There are some reliable forward-looking data for those interested in looking at three-month and 12-month moving averages. NETAR’s pending sales report is always a good indicator of what closing will look like a month or two down the road. And if you dig deep and look at the things like median time on the market, median listing price v. median sales price trends, and a couple of other wonky trend lines, there are insights to be had. But more often or not, the good is tossed out by clickbait reports and dueling spokespeople with strong opinions.

NETAR’s reports show there is some sales softening despite March’s month-over-month gyration. Much of that spike was driven by mortgage rate increases goosing buyers to lock in a rate. It’s a given that more increases are coming. How much and how fast is another matter.

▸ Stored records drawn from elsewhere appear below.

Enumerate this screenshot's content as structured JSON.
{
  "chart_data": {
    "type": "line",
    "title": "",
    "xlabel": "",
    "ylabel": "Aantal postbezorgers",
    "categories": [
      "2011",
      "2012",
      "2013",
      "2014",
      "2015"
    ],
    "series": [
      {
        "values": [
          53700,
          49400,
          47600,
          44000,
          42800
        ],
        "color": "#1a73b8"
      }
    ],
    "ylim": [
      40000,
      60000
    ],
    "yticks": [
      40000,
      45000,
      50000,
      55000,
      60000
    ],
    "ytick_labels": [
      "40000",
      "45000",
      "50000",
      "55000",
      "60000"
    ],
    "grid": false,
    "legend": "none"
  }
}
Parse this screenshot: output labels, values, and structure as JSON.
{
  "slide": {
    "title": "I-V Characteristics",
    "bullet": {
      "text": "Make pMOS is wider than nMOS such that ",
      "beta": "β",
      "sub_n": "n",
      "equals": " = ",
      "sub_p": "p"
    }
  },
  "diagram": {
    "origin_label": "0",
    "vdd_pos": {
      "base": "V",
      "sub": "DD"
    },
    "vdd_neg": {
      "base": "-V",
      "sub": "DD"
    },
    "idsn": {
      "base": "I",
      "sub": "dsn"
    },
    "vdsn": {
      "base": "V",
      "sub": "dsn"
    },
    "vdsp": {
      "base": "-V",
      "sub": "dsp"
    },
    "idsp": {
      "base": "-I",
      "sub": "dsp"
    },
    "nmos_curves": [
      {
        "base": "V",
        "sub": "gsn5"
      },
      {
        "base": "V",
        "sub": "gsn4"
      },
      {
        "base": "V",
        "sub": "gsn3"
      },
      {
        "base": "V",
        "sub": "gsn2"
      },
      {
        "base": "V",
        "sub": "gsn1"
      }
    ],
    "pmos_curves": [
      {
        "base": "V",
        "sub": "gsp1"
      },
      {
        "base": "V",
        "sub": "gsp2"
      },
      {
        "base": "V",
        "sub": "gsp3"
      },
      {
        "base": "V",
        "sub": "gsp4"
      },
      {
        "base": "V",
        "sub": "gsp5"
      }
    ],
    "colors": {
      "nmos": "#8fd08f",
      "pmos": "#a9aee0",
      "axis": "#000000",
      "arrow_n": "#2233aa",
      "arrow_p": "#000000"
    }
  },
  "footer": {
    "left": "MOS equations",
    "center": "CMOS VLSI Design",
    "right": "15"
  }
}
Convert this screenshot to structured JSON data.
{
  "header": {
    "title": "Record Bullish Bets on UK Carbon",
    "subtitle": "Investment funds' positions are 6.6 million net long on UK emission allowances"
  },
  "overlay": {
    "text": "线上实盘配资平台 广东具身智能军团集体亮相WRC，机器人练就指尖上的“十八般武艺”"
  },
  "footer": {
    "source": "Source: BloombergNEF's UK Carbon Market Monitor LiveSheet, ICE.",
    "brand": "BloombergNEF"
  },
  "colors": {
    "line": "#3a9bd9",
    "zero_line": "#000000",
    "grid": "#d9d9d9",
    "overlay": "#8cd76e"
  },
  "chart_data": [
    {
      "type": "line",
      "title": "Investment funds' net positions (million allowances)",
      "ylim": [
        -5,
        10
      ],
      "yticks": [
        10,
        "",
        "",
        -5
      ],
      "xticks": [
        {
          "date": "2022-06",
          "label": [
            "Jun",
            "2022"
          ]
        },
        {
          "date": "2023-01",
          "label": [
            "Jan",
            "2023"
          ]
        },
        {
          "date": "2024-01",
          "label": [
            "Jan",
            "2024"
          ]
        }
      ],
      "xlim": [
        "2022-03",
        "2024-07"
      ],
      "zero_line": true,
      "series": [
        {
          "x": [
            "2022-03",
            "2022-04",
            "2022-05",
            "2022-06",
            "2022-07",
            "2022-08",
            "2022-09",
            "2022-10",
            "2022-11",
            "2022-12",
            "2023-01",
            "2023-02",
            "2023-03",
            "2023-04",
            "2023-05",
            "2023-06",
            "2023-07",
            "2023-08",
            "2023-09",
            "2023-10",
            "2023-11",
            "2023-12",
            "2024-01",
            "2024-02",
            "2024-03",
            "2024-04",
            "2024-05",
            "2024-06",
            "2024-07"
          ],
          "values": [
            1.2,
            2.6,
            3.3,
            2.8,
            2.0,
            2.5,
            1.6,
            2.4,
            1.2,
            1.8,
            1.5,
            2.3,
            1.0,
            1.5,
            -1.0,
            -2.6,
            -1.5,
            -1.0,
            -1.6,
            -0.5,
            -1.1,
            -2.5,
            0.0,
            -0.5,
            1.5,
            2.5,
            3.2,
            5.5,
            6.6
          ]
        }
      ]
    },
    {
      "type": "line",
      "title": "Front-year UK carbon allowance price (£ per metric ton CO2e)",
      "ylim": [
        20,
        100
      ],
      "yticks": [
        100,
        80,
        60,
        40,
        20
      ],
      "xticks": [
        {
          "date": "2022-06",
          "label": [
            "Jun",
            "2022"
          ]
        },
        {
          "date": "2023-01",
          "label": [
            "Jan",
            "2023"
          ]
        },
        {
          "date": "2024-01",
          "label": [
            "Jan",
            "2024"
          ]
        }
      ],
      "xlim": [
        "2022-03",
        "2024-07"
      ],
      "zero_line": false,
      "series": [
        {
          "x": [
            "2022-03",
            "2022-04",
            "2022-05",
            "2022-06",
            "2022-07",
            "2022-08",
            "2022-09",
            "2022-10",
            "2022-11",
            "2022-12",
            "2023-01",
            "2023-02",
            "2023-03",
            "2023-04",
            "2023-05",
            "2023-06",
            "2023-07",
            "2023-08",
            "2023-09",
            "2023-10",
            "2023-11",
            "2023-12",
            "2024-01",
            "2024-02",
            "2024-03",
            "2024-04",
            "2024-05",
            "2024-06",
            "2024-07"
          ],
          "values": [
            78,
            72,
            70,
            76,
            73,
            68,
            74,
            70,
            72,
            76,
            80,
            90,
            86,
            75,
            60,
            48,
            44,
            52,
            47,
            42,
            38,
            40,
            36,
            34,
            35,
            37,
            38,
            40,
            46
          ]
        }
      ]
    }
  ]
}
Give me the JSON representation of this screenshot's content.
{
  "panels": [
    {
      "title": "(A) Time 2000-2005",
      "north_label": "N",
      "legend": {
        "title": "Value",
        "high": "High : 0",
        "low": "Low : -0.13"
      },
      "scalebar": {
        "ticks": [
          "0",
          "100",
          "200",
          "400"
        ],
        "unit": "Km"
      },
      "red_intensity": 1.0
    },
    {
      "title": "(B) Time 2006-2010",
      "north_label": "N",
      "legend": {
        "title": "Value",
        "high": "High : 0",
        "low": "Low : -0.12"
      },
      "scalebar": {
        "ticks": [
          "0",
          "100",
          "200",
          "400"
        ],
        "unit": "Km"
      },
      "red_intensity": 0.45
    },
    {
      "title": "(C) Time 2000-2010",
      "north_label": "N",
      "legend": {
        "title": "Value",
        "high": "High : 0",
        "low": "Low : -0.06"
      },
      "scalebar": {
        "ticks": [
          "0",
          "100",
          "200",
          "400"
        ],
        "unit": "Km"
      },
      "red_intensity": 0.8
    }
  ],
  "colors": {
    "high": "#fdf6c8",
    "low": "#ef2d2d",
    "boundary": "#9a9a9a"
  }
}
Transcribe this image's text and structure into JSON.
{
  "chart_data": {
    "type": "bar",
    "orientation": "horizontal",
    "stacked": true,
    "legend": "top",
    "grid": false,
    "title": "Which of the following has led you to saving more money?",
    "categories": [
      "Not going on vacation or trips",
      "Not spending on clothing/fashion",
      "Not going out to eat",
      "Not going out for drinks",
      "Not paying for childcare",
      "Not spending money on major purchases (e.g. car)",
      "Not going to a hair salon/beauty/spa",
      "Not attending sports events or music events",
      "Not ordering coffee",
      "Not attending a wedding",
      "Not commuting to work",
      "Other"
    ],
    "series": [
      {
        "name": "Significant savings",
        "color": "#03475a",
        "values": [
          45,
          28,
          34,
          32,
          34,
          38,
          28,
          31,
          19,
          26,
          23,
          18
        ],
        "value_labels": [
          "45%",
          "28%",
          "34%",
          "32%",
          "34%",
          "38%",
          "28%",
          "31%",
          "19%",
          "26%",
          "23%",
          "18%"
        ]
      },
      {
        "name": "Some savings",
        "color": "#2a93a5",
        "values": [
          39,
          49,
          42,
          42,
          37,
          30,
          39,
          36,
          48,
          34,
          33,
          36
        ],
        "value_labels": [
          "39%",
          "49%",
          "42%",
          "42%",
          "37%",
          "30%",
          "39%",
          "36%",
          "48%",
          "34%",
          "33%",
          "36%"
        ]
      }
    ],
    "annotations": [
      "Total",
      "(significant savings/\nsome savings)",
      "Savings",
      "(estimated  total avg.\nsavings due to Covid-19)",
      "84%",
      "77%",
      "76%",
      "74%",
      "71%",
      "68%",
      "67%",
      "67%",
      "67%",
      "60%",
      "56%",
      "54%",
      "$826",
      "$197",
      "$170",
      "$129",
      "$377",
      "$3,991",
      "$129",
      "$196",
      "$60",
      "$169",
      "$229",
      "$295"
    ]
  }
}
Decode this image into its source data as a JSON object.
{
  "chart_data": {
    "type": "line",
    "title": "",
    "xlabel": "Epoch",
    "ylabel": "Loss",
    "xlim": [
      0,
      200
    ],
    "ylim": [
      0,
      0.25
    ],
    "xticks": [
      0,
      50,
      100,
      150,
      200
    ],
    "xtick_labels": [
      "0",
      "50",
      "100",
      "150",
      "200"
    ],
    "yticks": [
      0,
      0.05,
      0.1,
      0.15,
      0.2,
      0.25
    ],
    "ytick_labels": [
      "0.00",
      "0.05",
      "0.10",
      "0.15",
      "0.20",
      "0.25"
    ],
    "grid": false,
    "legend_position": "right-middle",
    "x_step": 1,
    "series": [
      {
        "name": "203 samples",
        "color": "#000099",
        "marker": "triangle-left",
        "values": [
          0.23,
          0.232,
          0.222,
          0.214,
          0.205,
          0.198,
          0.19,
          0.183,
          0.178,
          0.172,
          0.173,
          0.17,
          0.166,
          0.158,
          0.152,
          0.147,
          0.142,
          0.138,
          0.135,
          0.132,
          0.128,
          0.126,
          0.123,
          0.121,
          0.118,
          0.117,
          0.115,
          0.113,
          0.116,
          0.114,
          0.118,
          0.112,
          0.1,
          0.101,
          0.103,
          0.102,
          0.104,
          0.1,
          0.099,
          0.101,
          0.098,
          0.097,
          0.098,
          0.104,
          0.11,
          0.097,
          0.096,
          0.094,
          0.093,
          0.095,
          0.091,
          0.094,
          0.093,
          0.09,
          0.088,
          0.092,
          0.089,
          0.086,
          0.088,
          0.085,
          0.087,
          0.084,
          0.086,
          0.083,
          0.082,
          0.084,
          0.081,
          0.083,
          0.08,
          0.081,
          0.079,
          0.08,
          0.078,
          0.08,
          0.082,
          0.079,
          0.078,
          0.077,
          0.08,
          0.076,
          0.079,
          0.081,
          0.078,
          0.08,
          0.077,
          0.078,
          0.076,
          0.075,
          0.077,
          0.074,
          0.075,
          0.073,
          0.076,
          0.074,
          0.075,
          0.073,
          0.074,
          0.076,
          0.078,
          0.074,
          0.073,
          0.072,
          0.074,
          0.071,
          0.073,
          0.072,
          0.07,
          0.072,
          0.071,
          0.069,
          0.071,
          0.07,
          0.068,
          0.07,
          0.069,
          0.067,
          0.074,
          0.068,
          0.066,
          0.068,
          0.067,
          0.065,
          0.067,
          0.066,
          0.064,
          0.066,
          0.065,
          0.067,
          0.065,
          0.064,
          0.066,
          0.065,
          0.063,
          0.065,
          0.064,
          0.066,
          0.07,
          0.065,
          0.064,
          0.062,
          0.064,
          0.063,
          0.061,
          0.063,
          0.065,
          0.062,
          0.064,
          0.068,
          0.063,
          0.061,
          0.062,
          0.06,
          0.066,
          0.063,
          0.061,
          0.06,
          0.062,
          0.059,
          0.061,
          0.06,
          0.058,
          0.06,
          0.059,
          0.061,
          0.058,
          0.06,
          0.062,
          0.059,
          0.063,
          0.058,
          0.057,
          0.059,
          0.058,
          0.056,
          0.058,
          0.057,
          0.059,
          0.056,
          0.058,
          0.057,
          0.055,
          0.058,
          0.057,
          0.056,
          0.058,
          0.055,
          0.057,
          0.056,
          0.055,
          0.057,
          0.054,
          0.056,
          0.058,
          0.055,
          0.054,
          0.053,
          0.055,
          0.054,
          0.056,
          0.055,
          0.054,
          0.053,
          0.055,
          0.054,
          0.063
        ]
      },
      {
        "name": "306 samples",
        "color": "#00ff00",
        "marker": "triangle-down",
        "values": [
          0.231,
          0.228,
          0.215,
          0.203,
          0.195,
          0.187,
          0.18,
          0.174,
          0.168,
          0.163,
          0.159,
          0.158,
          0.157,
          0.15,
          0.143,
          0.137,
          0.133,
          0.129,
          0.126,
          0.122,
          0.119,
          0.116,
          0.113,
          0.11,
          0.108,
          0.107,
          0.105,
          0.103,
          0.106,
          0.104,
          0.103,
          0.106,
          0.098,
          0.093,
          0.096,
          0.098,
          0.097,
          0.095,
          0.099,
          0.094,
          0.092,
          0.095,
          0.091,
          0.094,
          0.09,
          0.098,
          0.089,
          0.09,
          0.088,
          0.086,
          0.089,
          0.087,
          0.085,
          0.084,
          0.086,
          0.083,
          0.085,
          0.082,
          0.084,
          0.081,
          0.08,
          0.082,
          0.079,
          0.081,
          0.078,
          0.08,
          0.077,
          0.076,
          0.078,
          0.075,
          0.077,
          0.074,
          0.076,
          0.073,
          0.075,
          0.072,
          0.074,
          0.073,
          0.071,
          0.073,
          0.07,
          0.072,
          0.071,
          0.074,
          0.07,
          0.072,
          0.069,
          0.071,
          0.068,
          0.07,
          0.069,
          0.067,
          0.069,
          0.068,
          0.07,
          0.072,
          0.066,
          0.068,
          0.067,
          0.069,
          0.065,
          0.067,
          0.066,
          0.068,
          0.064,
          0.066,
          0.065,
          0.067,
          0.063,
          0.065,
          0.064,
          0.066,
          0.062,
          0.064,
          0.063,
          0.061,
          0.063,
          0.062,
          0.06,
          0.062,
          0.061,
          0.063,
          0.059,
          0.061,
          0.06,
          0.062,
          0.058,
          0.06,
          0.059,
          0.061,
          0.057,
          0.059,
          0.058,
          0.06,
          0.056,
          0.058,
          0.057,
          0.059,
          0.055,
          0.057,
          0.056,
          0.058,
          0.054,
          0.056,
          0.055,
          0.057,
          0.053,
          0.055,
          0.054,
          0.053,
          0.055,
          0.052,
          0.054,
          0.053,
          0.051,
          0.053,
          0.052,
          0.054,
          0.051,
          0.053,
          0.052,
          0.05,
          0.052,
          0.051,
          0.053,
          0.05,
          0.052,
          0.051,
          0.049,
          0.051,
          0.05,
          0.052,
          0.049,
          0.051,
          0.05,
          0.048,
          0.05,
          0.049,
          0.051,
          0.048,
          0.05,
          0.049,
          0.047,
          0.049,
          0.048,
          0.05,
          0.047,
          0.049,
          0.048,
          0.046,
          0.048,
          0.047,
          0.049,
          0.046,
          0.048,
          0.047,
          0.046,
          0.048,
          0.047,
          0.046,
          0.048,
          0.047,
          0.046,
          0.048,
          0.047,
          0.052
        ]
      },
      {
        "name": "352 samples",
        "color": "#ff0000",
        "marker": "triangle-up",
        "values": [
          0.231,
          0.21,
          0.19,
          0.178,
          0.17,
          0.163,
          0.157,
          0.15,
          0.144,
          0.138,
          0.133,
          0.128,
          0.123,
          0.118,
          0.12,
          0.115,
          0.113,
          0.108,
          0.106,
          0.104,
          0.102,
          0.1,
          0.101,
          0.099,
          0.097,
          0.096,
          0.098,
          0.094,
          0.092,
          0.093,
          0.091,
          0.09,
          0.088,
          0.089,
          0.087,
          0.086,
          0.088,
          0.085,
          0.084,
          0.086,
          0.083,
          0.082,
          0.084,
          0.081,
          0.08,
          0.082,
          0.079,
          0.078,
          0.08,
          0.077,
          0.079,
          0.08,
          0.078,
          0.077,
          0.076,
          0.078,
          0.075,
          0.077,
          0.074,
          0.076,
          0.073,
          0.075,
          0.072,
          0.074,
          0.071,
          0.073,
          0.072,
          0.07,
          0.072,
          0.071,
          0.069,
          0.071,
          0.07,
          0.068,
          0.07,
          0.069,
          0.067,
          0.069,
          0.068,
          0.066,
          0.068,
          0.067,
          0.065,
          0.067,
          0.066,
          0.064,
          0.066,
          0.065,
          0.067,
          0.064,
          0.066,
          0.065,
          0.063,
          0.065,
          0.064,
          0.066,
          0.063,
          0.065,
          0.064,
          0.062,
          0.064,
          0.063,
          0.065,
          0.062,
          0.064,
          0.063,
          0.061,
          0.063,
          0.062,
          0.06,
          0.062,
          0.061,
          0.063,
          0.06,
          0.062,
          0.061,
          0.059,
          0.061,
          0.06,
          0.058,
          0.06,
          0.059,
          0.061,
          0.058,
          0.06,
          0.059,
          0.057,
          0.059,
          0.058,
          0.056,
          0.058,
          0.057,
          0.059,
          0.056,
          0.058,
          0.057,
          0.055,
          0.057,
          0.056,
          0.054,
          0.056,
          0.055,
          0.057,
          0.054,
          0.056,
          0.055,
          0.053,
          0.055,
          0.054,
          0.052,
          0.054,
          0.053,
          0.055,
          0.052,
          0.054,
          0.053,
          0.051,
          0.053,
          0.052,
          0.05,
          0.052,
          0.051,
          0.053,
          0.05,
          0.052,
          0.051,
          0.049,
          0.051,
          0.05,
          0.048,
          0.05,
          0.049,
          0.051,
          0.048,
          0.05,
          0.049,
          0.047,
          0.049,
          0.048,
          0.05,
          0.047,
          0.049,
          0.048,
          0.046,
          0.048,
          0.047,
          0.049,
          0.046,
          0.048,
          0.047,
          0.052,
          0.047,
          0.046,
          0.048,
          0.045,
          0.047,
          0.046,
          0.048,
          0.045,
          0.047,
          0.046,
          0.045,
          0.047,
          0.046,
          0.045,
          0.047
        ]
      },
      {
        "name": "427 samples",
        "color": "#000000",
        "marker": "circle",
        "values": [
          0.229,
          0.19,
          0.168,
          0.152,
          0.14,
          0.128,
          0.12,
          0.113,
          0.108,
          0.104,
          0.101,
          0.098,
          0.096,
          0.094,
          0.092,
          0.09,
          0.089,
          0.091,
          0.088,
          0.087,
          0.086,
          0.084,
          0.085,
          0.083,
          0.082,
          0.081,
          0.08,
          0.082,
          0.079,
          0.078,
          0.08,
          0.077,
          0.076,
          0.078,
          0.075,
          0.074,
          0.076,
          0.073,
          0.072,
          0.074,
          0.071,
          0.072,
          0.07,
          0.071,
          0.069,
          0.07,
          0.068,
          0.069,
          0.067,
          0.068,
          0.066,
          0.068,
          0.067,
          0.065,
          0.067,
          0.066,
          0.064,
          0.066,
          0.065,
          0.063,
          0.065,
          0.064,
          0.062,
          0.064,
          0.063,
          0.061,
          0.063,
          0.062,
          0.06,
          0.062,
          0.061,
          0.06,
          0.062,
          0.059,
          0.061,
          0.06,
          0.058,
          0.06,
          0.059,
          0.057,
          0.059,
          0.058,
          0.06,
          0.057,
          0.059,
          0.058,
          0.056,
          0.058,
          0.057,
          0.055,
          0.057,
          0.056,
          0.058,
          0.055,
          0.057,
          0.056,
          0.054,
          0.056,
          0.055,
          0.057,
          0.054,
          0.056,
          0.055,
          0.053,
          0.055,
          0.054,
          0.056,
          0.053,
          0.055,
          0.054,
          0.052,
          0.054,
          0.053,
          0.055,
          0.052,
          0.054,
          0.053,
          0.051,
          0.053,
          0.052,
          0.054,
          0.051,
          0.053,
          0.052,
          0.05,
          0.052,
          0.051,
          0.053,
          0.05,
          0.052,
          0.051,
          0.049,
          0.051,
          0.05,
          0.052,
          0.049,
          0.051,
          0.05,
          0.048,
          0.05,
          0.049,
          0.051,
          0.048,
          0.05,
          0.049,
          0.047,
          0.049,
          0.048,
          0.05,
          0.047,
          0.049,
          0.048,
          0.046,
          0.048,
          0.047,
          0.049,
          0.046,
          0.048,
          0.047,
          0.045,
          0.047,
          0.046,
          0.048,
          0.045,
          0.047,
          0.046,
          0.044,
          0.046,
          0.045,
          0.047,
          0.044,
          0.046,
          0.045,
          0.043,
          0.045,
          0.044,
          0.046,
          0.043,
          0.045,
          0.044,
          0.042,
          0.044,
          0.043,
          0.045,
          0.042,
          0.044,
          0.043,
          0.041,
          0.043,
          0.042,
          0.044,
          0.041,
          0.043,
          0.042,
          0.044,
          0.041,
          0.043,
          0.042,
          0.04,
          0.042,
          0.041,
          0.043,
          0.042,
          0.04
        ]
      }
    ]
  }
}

Local data and the market dynamics also don’t support the claims that big price drops are just around the corner. The price growth rate will likely slow, and the annual rate increase will drop back in the single digits, but a big price drop is not likely given current conditions.

The Emerging Markets Index is bouncing around and beginning to lose a little luster with some readers since the rankings don’t square with most market trend data. But it’s an index with half of its data based on housing and half on economic and socioeconomic data. So that should be expected. It’s billed as a tool to help readers find good places to invest in real estate in good places to live. So far, there are a lot of them.

Realtor.com’s Hotness Report, which hopefully has resumed as a monthly report, has trend-tracking merit. It’s based on market demand, as measured by unique viewers per property on Realtor.com. The pace of the market is measured by the number of days a listing remains active on Realtor.com.

Here’s how March’s hotness analysis looked.


  • Hot market moving up compared to last month and last year.
  • Ranked #13 out of 300 metro areas.
  • Inventory moving 17% faster than last year and 10.5 days faster than the U.S. overall.
  • Average listing views 2.9 times higher than the U.S. average.


  • Slightly hot market heating up from last month and last year.
  • Ranked #44 out of 300 metros.
  • Inventory moving 41% faster than last year and 1.5 days faster than the U.S. overall.
  • Average listing views 2.4 times higher than the U.S. average.